Me_moderatori para pembicara/Narasumber pada kegiatan ini adalah kebanggaan tersendiri bagi saya. Duduk berdampingan dengan orang orang hebat yang konsisten dengan jalan pilihannya, dan menyebarkan kebaikan dan kebenaran kebenaran yang dipahaminya.
"Mengarahkan" mereka untuk mengupas dan membedah dinding makna dan daya tangkap terhadap film tersebut, merupakan tantangan tersendiri. Kesetaraan dan ketidaksetaraan informasi, menjadikannya berat dan ringan sekaligus. Mereka luar biasa dengan perspektifnya masing masing, sesuai "beban" yang diserahkan kepada mereka.
***
Sineas Muda Sulawesi Tenggara, yang muncul dengan ledakan filmnya yang berjudul Suara dari Pesisir, Susilo Rahardjo, mahasiswa komunikasi pada Universitas Haluoleo. Pada acara ini hadir untuk memberikan komentar dan apreasiasi terhadap film Istirahatlah Kata Kata.

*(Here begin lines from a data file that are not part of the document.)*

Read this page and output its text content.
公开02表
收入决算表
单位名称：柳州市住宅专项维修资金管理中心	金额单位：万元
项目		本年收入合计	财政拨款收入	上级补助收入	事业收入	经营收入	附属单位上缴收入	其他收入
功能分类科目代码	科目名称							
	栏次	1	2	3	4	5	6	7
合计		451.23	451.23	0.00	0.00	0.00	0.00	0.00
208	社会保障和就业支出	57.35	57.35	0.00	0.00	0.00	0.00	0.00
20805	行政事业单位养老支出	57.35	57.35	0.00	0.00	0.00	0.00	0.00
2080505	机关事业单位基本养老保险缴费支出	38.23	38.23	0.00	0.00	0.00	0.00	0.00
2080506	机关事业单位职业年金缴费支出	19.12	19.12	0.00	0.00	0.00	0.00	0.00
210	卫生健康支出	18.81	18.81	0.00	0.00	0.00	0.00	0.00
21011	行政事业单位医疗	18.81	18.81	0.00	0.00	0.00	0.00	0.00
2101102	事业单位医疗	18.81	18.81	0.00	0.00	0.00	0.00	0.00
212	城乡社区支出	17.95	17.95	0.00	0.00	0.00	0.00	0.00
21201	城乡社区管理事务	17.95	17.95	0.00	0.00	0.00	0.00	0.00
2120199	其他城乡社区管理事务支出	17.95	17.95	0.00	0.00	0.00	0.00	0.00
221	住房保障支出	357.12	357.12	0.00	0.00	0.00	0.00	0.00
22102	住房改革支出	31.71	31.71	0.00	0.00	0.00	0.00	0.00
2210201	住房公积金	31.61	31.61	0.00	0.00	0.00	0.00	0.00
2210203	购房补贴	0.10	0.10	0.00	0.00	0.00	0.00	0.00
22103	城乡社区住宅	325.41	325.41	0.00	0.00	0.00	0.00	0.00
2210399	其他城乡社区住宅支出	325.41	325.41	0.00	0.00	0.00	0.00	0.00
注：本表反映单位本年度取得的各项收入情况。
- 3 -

Baginya, film ini sangat menarik direproduksi kembali kreativitas dan sudut pandangnya. Film seperti ini harusnya dikembangkan sebagai "model" alternatif perfilman Nasional. Istirahatlah kata kata sebagai genre film sunyi, memantik kita semua untuk menggali makna pada sumur semiotika yang disuguhkan sutradara.
***
Ode Taufik, Akademisi fakultas hukum Universitas Haluoleo, yang juga merupakan aktivis mahasiswa di Jamannya. Baginya, apa yang dicapai hari ini (menjadi akademisi/dosen) harusnya tidak membunuh Ideologi dan kebenaran yang diperjuangkan saat masih menjadi seorang mahasiswa.
Istirahatlah kata kata, adalah medium membangkitkan sense of humanity, sebab setiap orang memiliki naluri kemanusian yang mengalir dalam dirinya. Kemanusiaan ini menjadi penting sebagai semangat untuk terlibat dan andil dalam setiap gerakan sosial yang dilakukan. Jika generasi muda saat ini menjadi korban atas serangan moderenisasi yang kemudian tergerus semangat dan empati kemanusiaannya, lalu abai dan apatis terhadap sosialitas, biografi ataupun kesejarahan dari tokoh semisal Wiji Thukul dapat dijadikan acuan untuk belajar lebih banyak lagi.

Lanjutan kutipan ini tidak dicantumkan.